Anche l’Angola, un paese vicino della Nigeria lungo la costa del Golfo di Guinea, ha problemi per molti aspetti simili. È il secondo più grande produttore di petrolio dell’Africa, ma i suoi vecchi giacimenti stanno cominciando a mostrare la loro età, mentre i nuovi progetti sono molto costosi e non possono essere sostenuti dai prezzi del petrolio ai livelli attuali.

Paesi come la Tanzania, l’Uganda e il Kenya hanno registrato aumenti dei loro indici azionari rispettivamente del 27%, del 18% e del 16% (anno su anno) a fronte di un calo dei prezzi del petrolio, poiché hanno cercato di sviluppare economie non dipendenti dalle esportazioni di greggio, o almeno non ancora.

Ci sono poi cambiamenti nell’azione dei grandi attori esterni, a cominciare dall’Arabia Saudita: negli ultimi tempi i sauditi hanno esercitato la loro influenza attraverso il Consiglio di cooperazione del Golfo anziché attraverso l’OPEC. Ciò si traduce in una perdita di influenza geopolitica dei paesi africani rispetto a quando i punti di vista della Nigeria e dell’Angola avevano una reale incidenza sulle decisioni finali che venivano prese dall’OPEC.

Per i paesi africani è bene ormai che ciascuno trovi una propria via in tempi così incerti, che sarà diversa a seconda che si tratti di importatori o esportatori di petrolio. Questo sembra essere comunque il momento più opportuno per eliminare i sussidi petroliferi, in tutti i paesi, a un minor costo politico, sostituendoli con un sostegno più mirato alle fasce più deboli della popolazione.
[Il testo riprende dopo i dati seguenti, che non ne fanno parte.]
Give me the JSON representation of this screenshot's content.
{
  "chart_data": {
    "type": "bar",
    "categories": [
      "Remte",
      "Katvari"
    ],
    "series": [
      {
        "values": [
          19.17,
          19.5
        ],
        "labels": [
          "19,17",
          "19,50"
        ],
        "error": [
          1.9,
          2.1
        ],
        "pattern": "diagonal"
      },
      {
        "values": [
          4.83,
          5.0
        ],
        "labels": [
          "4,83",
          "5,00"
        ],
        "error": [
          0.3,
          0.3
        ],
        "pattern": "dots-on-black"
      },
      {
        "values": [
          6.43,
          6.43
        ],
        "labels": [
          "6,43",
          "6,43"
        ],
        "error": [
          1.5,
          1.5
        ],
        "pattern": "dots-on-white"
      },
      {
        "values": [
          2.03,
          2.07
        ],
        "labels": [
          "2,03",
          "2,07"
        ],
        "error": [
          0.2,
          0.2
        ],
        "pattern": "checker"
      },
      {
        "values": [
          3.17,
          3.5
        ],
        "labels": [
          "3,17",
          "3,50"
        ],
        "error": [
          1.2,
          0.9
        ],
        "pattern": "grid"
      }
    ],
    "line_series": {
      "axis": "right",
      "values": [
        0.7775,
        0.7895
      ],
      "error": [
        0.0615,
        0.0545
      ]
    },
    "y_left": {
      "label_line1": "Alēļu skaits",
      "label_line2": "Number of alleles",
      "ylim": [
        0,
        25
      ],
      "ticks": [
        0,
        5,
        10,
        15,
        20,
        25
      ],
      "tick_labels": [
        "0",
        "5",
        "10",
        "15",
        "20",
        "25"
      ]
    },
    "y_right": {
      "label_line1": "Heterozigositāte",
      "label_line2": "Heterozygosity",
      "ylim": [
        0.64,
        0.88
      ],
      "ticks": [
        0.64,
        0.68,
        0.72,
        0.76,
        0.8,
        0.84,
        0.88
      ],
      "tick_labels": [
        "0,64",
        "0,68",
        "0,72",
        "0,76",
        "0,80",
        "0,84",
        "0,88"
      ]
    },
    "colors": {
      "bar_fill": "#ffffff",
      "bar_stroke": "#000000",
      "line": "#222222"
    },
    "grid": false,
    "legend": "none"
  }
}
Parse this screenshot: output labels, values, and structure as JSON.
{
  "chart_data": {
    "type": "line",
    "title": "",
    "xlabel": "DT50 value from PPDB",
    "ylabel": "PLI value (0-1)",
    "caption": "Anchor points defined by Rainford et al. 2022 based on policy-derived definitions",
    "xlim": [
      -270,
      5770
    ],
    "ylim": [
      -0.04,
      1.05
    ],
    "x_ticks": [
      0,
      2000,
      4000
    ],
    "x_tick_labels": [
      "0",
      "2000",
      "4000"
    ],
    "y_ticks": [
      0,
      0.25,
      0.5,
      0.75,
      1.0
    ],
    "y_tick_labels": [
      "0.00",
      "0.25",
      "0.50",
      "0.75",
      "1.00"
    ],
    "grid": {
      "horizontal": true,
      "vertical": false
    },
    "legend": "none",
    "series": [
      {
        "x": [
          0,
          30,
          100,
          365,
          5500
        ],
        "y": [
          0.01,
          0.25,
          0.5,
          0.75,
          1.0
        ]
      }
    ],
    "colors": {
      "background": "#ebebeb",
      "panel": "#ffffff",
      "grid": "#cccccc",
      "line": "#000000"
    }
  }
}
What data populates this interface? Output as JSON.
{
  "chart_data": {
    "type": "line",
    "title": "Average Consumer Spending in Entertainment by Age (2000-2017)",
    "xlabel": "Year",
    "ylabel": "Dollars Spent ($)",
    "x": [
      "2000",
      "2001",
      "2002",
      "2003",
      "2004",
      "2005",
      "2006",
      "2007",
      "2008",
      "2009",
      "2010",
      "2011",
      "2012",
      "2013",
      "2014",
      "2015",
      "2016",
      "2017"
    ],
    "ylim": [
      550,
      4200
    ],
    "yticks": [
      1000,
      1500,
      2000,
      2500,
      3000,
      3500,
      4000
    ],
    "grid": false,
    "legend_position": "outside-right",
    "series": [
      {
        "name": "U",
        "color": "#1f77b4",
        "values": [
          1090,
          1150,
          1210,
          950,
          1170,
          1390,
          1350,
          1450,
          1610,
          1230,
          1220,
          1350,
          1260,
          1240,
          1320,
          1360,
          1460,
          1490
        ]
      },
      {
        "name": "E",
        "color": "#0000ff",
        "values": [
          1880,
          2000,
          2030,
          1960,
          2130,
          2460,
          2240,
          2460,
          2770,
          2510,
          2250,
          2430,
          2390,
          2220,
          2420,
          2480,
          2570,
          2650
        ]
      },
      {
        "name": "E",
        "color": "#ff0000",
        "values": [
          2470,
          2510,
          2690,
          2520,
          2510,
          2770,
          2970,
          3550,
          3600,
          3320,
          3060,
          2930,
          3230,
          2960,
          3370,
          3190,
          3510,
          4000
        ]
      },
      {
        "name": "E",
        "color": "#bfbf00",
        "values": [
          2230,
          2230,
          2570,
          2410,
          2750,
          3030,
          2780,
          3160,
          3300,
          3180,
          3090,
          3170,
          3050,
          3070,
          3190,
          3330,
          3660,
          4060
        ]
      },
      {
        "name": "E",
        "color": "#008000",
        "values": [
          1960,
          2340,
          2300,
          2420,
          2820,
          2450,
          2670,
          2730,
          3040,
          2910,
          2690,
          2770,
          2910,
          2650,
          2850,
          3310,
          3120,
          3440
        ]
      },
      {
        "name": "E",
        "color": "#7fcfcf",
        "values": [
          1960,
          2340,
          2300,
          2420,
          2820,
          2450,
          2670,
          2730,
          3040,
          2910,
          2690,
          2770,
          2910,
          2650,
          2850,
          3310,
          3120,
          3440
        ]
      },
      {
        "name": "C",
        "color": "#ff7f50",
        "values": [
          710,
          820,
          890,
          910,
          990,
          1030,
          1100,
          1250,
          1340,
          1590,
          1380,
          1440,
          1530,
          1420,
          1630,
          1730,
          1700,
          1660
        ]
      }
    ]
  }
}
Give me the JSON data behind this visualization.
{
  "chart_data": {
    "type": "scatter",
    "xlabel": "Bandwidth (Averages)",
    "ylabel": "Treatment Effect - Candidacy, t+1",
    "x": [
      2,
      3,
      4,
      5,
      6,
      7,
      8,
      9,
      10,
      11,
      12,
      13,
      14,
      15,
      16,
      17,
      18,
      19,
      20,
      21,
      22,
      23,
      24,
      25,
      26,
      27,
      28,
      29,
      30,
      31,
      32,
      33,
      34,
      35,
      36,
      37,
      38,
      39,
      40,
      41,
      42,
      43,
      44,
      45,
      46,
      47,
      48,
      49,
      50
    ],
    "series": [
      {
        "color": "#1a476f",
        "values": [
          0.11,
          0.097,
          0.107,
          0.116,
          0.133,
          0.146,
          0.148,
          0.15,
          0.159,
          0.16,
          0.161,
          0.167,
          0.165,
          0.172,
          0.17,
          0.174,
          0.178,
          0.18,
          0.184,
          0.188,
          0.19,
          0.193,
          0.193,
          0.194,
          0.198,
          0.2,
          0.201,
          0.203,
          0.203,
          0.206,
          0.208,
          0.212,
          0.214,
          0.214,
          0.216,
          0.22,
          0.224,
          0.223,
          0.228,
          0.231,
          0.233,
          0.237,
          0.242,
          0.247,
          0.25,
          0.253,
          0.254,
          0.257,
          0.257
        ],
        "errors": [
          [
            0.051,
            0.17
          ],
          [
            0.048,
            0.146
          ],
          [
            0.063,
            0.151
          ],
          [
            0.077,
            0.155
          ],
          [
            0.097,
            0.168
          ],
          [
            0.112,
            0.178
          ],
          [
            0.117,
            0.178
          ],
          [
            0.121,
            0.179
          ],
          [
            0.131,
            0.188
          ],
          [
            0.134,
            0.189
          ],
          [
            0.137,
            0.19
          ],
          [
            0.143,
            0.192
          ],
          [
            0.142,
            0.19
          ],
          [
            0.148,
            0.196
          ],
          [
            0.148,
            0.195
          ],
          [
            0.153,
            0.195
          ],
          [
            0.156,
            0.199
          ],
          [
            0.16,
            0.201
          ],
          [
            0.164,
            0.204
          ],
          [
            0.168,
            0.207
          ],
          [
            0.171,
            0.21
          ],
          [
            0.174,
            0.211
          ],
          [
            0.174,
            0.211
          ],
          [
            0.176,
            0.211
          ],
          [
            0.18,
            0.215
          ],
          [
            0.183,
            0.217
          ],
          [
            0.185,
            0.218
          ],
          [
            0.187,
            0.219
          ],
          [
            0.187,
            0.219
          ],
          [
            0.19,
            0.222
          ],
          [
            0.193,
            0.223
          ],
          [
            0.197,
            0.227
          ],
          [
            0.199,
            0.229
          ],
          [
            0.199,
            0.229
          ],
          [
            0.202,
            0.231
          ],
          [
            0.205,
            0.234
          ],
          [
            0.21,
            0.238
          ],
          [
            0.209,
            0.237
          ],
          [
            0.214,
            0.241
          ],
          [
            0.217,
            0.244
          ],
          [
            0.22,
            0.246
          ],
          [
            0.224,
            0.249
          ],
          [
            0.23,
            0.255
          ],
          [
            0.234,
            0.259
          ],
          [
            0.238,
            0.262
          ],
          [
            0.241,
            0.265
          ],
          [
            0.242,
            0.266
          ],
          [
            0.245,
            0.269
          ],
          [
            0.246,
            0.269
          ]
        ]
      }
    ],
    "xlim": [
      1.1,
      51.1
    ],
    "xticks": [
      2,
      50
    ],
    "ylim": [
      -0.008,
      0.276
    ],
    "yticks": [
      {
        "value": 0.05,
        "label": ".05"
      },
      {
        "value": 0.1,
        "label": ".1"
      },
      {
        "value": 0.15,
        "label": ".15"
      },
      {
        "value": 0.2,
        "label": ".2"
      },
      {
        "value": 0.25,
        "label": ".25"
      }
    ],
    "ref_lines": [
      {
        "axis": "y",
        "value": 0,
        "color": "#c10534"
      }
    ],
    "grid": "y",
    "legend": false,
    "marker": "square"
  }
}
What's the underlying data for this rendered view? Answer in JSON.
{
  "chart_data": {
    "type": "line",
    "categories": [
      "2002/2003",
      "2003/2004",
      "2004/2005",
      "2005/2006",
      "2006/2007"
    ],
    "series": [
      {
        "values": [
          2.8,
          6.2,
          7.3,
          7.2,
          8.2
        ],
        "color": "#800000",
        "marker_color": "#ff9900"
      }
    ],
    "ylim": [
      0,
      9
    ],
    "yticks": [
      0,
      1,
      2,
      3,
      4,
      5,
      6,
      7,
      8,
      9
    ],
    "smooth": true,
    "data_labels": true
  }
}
Ed è anche un buon momento per incidere maggiormente sui redditi interni, soprattutto attraverso le imposte sulle persone e sui consumi in modo da garantire meglio la fornitura di servizi sociali e rafforzare le finanze pubbliche.

O paesi importatori di petrolio hanno l’opportunità di impiegare i risparmi inattesi derivanti dal ribasso dei prezzi del petrolio per realizzare politiche di investimento giudiziose con lo sguardo ben puntato sul futuro, quando potranno tornare prezzi più alti.

Per i paesi esportatori di petrolio, invece, la domanda da porsi è se hanno accumulato abbastanza riserve grazie ai prezzi più alti del passato, in modo da poterne utilizzare una parte per far fronte a deficit fiscali più grandi mentre le finanze pubbliche devono adeguarsi ai minori introiti. Se le riserve sono scarse o inesistenti, le opzioni possibili si riducono alla realizzazione di risparmi urgenti per abbassare i costi ed eliminare quante più spese superflue o non essenziali è possibile.

In ogni caso, la speranza è che il maggior numero possibile di Stati africani trovi la giusta capacità di leadership e gli strumenti per rendere proficua questa fase di grande incertezza.